If you think geometry is a bit boring, well, you may be right.
But for one Pennridge 10th-grade geometry class, a hands-on architecture project has made geometry exciting.
Geometry teacher JoAnn Rubin uses a creative architecture project that teaches her students to use the precision of geometry and architecture as well as the freedom of artistic expression to help all types of students succeed in her math course.
"Not everyone is good at math," Rubin said about the project. "Some kids are really artistic."
The project asks students to create a representation of a building that they think is interesting or original.
They can make a model or a poster or any kind of representation of the building using their geometry skills. There is really only one thing curtailing the student's creativity on the project.
"The only restriction was that the buildings couldn't be rectangular," Rubin said with a smile.
This one restriction led students in many different directions and had them recreating all different kinds of buildings, from architectural classics to the downright bizarre.

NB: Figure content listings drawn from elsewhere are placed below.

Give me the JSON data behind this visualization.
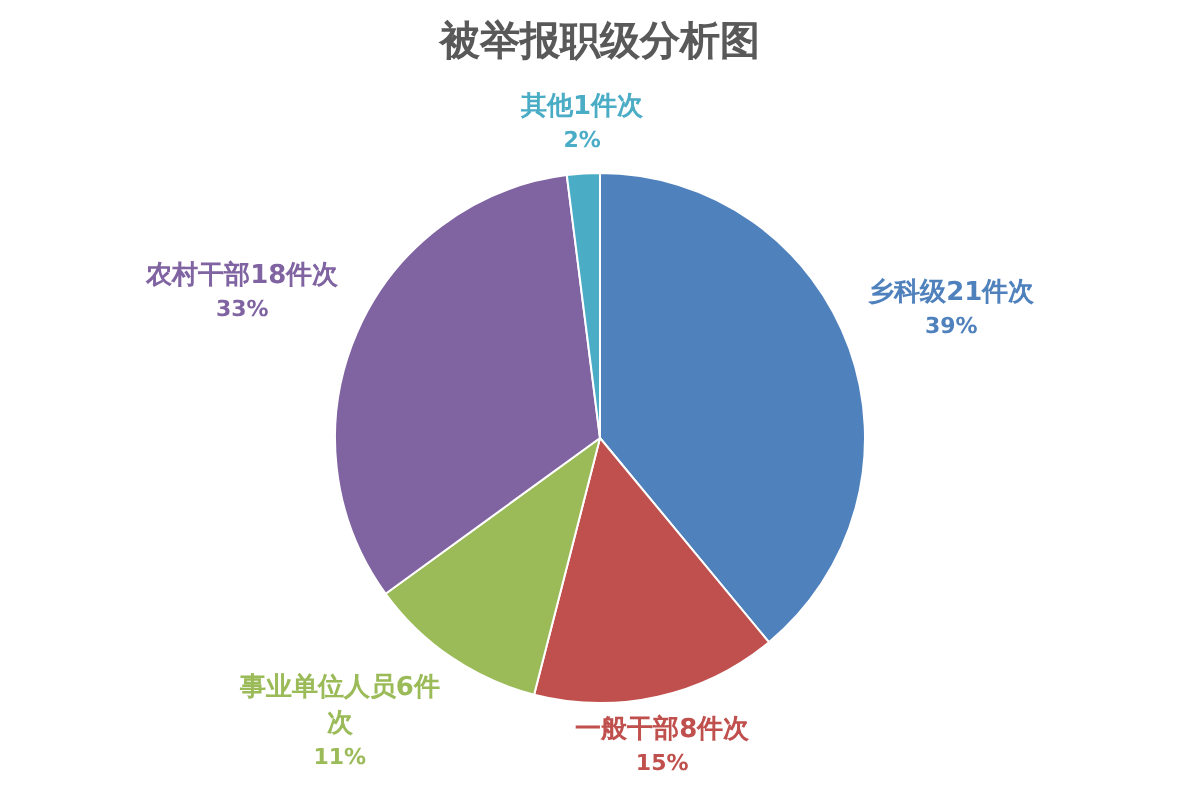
{
  "chart_data": {
    "type": "pie",
    "title": "被举报职级分析图",
    "categories": [
      "乡科级21件次",
      "一般干部8件次",
      "事业单位人员6件次",
      "农村干部18件次",
      "其他1件次"
    ],
    "values": [
      39,
      15,
      11,
      33,
      2
    ],
    "colors": [
      "#4f81bd",
      "#c0504d",
      "#9bbb59",
      "#8064a2",
      "#4bacc6"
    ],
    "value_labels": [
      "39%",
      "15%",
      "11%",
      "33%",
      "2%"
    ]
  }
}
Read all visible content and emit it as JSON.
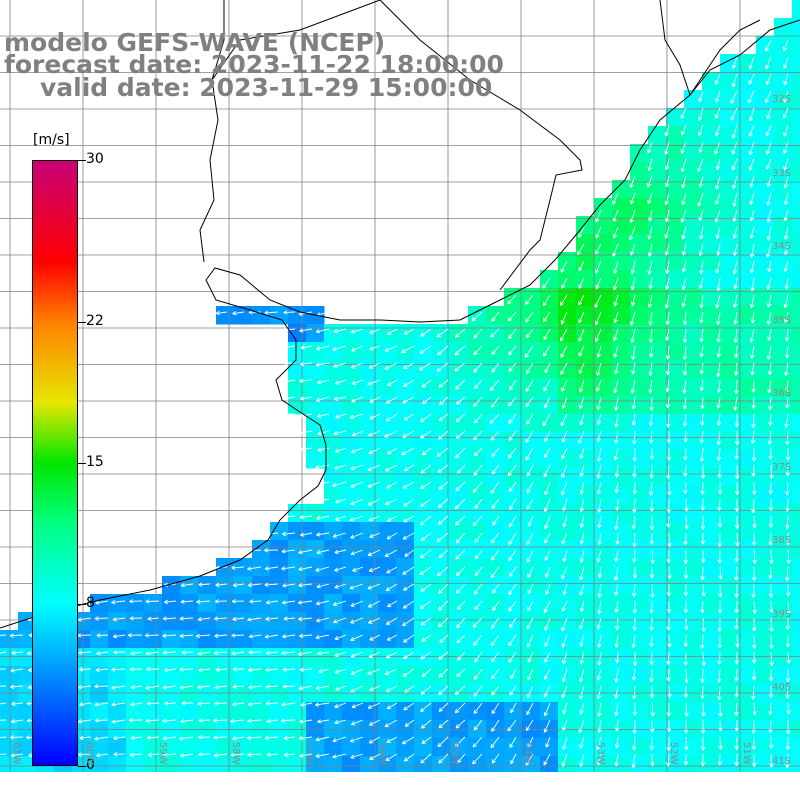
{
  "title": {
    "line1": "modelo GEFS-WAVE (NCEP)",
    "line2": "forecast date: 2023-11-22 18:00:00",
    "line3": "valid date: 2023-11-29 15:00:00"
  },
  "colorbar": {
    "unit": "[m/s]",
    "ticks": [
      {
        "label": "30",
        "value": 30
      },
      {
        "label": "22",
        "value": 22
      },
      {
        "label": "15",
        "value": 15
      },
      {
        "label": "8",
        "value": 8
      },
      {
        "label": "0",
        "value": 0
      }
    ],
    "range": [
      0,
      30
    ]
  },
  "lat_labels": [
    "32S",
    "33S",
    "34S",
    "35S",
    "36S",
    "37S",
    "38S",
    "39S",
    "40S",
    "41S"
  ],
  "lon_labels": [
    "61W",
    "60W",
    "59W",
    "58W",
    "57W",
    "56W",
    "55W",
    "54W",
    "53W",
    "52W",
    "51W"
  ],
  "colors": {
    "land": "#ffffff",
    "grid": "#808080",
    "coast": "#000000",
    "arrow": "#ffffff"
  }
}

Although the project results were all over the spectrum, students of all mathematical abilities consistently succeeded.
"It's about recognizing that we all have our talents and interests," Rubin said about the project that allowed every student to explore their abilities beyond the chalkboard. "I wanted them to look at the geometry of the actual buildings."

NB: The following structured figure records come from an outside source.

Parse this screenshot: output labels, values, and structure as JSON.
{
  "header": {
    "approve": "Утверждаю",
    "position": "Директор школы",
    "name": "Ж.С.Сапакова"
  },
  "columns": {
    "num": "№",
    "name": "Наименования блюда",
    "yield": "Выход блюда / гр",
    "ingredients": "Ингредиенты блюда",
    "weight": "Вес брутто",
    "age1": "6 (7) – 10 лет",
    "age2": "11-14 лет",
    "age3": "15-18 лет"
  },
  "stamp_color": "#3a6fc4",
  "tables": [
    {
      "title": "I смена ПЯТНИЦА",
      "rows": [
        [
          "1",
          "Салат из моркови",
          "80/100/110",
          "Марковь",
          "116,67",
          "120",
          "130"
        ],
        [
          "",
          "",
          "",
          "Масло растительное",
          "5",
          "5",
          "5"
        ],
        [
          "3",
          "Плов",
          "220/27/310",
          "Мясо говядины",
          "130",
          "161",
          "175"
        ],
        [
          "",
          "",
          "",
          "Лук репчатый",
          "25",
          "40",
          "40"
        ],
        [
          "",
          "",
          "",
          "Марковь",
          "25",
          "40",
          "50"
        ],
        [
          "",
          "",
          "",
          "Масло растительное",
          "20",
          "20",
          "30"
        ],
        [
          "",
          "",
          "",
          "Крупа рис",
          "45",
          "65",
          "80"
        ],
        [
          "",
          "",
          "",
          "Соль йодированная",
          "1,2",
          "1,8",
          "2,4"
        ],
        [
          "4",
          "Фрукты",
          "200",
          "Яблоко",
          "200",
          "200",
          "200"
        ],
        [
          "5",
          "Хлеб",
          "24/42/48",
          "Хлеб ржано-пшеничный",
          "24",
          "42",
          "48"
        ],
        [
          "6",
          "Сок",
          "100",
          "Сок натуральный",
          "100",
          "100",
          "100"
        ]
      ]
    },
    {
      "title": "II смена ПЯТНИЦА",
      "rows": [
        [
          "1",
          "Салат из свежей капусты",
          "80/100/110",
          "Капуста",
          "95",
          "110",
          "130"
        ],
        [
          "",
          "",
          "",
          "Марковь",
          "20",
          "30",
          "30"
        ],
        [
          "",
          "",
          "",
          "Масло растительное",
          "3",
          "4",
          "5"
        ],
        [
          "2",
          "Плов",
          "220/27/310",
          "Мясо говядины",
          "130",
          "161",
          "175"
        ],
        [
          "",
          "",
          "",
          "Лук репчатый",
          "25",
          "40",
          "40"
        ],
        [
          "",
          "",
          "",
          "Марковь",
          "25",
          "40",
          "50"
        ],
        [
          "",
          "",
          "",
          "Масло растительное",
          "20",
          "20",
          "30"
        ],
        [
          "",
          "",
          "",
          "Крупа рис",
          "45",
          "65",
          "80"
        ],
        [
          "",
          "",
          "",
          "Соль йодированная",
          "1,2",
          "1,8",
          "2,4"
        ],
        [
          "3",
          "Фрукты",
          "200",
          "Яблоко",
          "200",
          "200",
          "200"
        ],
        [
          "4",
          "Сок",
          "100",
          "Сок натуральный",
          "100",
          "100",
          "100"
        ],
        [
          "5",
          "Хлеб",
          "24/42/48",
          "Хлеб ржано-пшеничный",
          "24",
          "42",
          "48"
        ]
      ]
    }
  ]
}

One of the more creative projects was built by Brett Saddington, who turned the parameters for the project completely upside-down.
"I just looked up the world's strangest buildings," Saddington said about the Google search that led him to an upside-down house built in Szymbark, Poland.

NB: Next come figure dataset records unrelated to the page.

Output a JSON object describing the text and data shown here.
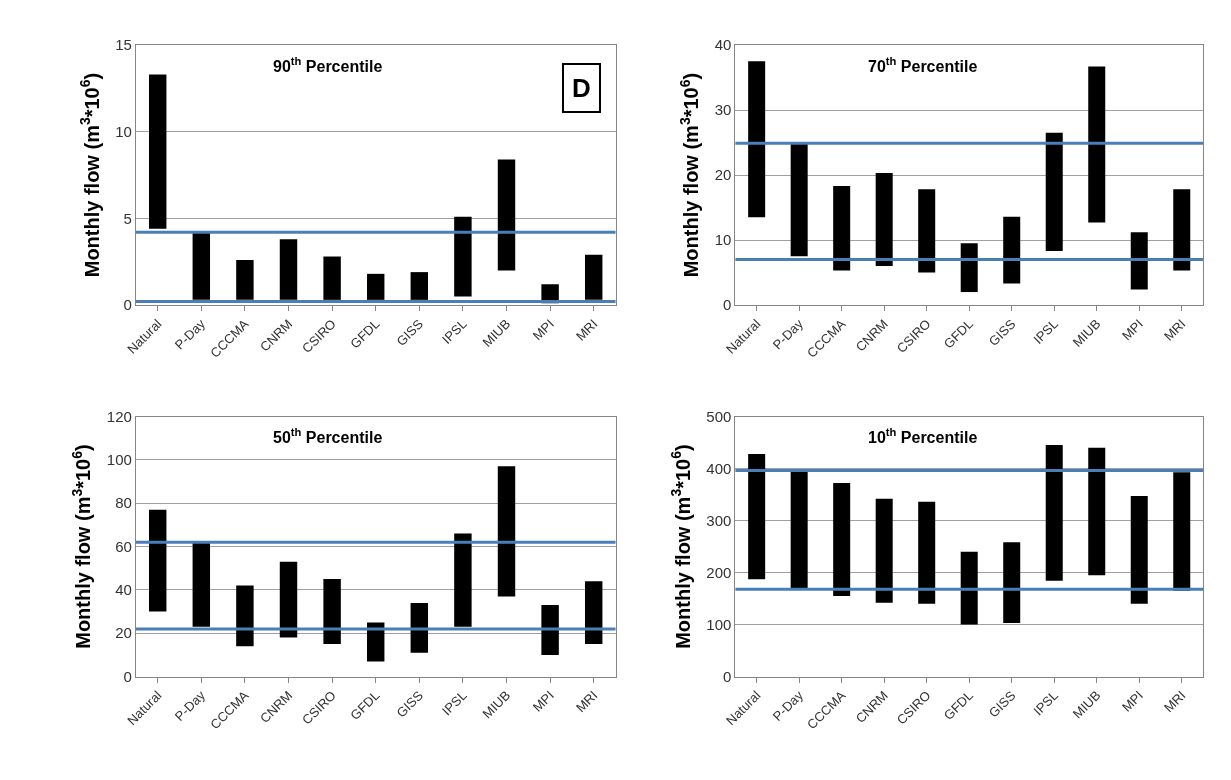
{
  "chart_data": [
    {
      "type": "bar",
      "title": "90$^{th}$ Percentile",
      "ylabel": "Monthly flow (m$^{3}$*10$^{6}$)",
      "annotations": [
        "D"
      ],
      "categories": [
        "Natural",
        "P-Day",
        "CCCMA",
        "CNRM",
        "CSIRO",
        "GFDL",
        "GISS",
        "IPSL",
        "MIUB",
        "MPI",
        "MRI"
      ],
      "base": [
        4.4,
        0.3,
        0.3,
        0.3,
        0.3,
        0.3,
        0.3,
        0.5,
        2.0,
        0.1,
        0.3
      ],
      "values": [
        8.9,
        3.9,
        2.3,
        3.5,
        2.5,
        1.5,
        1.6,
        4.6,
        6.4,
        1.1,
        2.6
      ],
      "color": "#000000",
      "ylim": [
        0,
        15
      ],
      "yticks": [
        0,
        5,
        10,
        15
      ],
      "grid": "y",
      "ref_lines": [
        {
          "axis": "y",
          "value": 4.2,
          "color": "#4a7ebb"
        },
        {
          "axis": "y",
          "value": 0.2,
          "color": "#4a7ebb"
        }
      ]
    },
    {
      "type": "bar",
      "title": "70$^{th}$ Percentile",
      "ylabel": "Monthly flow (m$^{3}$*10$^{6}$)",
      "categories": [
        "Natural",
        "P-Day",
        "CCCMA",
        "CNRM",
        "CSIRO",
        "GFDL",
        "GISS",
        "IPSL",
        "MIUB",
        "MPI",
        "MRI"
      ],
      "base": [
        13.5,
        7.5,
        5.3,
        6.0,
        5.0,
        2.0,
        3.3,
        8.3,
        12.7,
        2.4,
        5.3
      ],
      "values": [
        24.0,
        17.5,
        13.0,
        14.3,
        12.8,
        7.5,
        10.3,
        18.2,
        24.0,
        8.8,
        12.5
      ],
      "color": "#000000",
      "ylim": [
        0,
        40
      ],
      "yticks": [
        0,
        10,
        20,
        30,
        40
      ],
      "grid": "y",
      "ref_lines": [
        {
          "axis": "y",
          "value": 24.9,
          "color": "#4a7ebb"
        },
        {
          "axis": "y",
          "value": 7.0,
          "color": "#4a7ebb"
        }
      ]
    },
    {
      "type": "bar",
      "title": "50$^{th}$ Percentile",
      "ylabel": "Monthly flow (m$^{3}$*10$^{6}$)",
      "categories": [
        "Natural",
        "P-Day",
        "CCCMA",
        "CNRM",
        "CSIRO",
        "GFDL",
        "GISS",
        "IPSL",
        "MIUB",
        "MPI",
        "MRI"
      ],
      "base": [
        30,
        23,
        14,
        18,
        15,
        7,
        11,
        23,
        37,
        10,
        15
      ],
      "values": [
        47,
        39,
        28,
        35,
        30,
        18,
        23,
        43,
        60,
        23,
        29
      ],
      "color": "#000000",
      "ylim": [
        0,
        120
      ],
      "yticks": [
        0,
        20,
        40,
        60,
        80,
        100,
        120
      ],
      "grid": "y",
      "ref_lines": [
        {
          "axis": "y",
          "value": 62,
          "color": "#4a7ebb"
        },
        {
          "axis": "y",
          "value": 22,
          "color": "#4a7ebb"
        }
      ]
    },
    {
      "type": "bar",
      "title": "10$^{th}$ Percentile",
      "ylabel": "Monthly flow (m$^{3}$*10$^{6}$)",
      "categories": [
        "Natural",
        "P-Day",
        "CCCMA",
        "CNRM",
        "CSIRO",
        "GFDL",
        "GISS",
        "IPSL",
        "MIUB",
        "MPI",
        "MRI"
      ],
      "base": [
        187,
        170,
        155,
        142,
        140,
        100,
        103,
        184,
        195,
        140,
        165
      ],
      "values": [
        241,
        225,
        217,
        200,
        196,
        140,
        155,
        261,
        245,
        207,
        228
      ],
      "color": "#000000",
      "ylim": [
        0,
        500
      ],
      "yticks": [
        0,
        100,
        200,
        300,
        400,
        500
      ],
      "grid": "y",
      "ref_lines": [
        {
          "axis": "y",
          "value": 396,
          "color": "#4a7ebb"
        },
        {
          "axis": "y",
          "value": 168,
          "color": "#4a7ebb"
        }
      ]
    }
  ]
}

He said that he one day hopes to be an architect or an engineer, and he showed off his talent with his topsy-turvy creation.
Most of Rubin's students will not become architects or engineers, but by giving her students a look at the practical and creative side of geometry, she has given them an appreciation that could take them anywhere.
"They really don't know what direction they may be heading," Rubin said. "But who knows? They may become architects or engineers."